Jean Lutes and Hezekiah Lewis, associate professor in Communication, received a two-year $24,000 grant from the new GRASP program in CLAS to continue work on a series of short videos designed to make early Black women writers more accessible to K-12 teachers.
The video project involves selecting under-studied texts by 18th-, 19th, and early 20th-century African American women; recruiting contemporary Black women educators to read those texts and talk briefly what those texts mean to them personally; producing short videos – no more than 10 minutes each – designed for K-12 classroom use; and making the videos available and freely accessible online, along with accompanying explanatory materials.
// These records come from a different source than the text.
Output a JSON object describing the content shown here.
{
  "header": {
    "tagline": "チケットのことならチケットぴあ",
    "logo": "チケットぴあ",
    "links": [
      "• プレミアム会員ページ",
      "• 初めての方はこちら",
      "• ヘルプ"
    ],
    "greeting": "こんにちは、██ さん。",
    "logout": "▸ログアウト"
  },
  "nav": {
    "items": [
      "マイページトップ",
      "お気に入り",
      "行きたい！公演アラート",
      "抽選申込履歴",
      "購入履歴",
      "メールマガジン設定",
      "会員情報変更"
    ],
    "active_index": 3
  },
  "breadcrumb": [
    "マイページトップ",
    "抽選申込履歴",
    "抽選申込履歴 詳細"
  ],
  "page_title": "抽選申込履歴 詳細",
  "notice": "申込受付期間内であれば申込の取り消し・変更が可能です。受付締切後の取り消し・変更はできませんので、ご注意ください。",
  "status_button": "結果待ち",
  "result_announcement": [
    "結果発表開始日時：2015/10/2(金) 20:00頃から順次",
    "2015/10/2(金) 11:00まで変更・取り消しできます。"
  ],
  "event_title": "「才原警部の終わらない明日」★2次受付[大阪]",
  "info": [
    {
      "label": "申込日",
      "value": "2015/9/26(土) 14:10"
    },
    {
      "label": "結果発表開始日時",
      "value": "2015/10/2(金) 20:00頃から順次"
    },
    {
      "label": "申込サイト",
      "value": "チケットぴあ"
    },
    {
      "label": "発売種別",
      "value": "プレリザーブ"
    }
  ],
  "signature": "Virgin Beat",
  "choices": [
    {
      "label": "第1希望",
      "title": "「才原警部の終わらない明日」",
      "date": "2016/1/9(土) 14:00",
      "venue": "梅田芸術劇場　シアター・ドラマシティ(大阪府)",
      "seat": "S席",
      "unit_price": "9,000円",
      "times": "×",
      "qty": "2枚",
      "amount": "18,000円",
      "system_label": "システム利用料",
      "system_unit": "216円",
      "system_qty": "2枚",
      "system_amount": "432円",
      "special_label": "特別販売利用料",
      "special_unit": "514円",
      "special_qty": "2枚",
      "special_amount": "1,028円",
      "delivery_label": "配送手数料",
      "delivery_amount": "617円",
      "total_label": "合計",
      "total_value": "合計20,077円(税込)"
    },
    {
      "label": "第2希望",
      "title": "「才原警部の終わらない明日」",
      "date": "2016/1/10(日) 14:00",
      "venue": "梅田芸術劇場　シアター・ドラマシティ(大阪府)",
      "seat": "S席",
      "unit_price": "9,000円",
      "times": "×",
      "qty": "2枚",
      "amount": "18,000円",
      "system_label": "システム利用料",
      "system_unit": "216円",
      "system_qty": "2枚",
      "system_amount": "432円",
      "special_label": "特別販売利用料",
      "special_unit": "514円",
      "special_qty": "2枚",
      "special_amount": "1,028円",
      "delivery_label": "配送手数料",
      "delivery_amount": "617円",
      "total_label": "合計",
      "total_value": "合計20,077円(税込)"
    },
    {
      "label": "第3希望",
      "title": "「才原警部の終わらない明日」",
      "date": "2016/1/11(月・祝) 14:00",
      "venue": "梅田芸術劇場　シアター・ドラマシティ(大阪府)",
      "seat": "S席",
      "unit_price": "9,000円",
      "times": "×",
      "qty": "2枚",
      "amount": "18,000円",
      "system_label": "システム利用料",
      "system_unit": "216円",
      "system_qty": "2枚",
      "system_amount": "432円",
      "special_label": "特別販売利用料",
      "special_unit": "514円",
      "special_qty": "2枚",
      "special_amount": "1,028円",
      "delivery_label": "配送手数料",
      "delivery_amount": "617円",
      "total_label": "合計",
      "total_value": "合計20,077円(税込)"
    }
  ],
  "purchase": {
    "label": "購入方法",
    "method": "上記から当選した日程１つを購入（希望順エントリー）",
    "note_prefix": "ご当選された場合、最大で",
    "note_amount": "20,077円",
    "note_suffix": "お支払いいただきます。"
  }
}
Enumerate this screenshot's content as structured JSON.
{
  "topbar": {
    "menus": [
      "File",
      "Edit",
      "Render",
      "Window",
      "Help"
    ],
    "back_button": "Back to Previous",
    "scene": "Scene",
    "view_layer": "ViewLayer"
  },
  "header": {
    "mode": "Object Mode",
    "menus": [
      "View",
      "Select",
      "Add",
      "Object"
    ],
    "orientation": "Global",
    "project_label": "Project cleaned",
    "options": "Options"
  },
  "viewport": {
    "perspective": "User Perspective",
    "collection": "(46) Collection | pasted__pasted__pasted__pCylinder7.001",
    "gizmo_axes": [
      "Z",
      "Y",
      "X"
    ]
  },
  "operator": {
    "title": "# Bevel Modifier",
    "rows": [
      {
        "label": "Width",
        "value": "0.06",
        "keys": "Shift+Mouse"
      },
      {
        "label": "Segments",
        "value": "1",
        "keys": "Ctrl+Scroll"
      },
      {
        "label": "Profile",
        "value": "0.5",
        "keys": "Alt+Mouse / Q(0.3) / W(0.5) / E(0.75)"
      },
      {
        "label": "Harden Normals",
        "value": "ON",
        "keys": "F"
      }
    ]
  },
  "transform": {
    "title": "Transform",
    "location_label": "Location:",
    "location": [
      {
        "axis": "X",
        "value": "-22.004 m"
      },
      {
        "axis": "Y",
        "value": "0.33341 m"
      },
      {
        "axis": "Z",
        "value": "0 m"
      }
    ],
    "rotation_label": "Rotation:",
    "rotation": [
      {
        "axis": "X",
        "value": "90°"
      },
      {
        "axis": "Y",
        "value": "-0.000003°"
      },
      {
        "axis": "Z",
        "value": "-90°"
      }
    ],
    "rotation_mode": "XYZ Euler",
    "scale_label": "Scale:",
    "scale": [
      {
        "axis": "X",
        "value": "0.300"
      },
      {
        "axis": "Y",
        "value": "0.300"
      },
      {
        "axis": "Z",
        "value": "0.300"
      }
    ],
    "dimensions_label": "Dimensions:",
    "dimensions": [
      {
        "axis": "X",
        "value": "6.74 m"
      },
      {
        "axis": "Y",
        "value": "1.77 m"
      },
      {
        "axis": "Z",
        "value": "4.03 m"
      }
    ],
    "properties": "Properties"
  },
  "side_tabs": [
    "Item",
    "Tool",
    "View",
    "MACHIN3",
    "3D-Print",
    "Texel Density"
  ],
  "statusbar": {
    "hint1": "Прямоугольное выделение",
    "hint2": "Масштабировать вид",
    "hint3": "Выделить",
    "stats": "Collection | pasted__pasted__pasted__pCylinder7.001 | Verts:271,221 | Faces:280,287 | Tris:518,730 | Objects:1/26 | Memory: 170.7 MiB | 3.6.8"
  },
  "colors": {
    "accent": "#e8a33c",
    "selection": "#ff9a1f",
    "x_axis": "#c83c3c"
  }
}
The videos will be made available on the Just Teach One-Early African American Print initiative on the American Antiquarian Association website.
This video series is part of Taught by Literature: Recentering Black Women Intellectuals, a collaborative, public-facing humanities project co-founded in 2021 by Jean Lutes and two scholars from outside Villanova: Denise Burgher (senior team leader, Center for Black Digital Research, Penn State) and Brigitte Fielder (associate professor, University of Wisconsin-Madison). They work with a student team of one graduate student (Matt Villanueva) and three undergraduate students (Cynthia Choo, Jenine Hazlewood, and Adrianna Ogando).
Three videos have already been filmed: Crystal Lucky, associate dean and professor of English, reading Sojourner Truth's 1851 "Aren't I a Woman" speech in the Connelly Center; Shaquita Smith, social studies curriculum specialist with the School District of Philadelphia, reading Alice Dunbar-Nelson's 1922 article "Negro Literature for Negro Pupils" in a classroom at Constitution High in Philadelphia; and 2022 MacArthur Fellow Gabrielle Foreman – Founding Co-Director, Center for Black Digital Research/#DigBlk; Founding Director, The Colored Conventions Project; Professor of English, African American Studies, and History; The Paterno Family Chair of Liberal Arts, Penn State University – reading the preface to Harriet Jacobs' Incidents in the Life of a Slave Girl (1861) in Mendel Hall.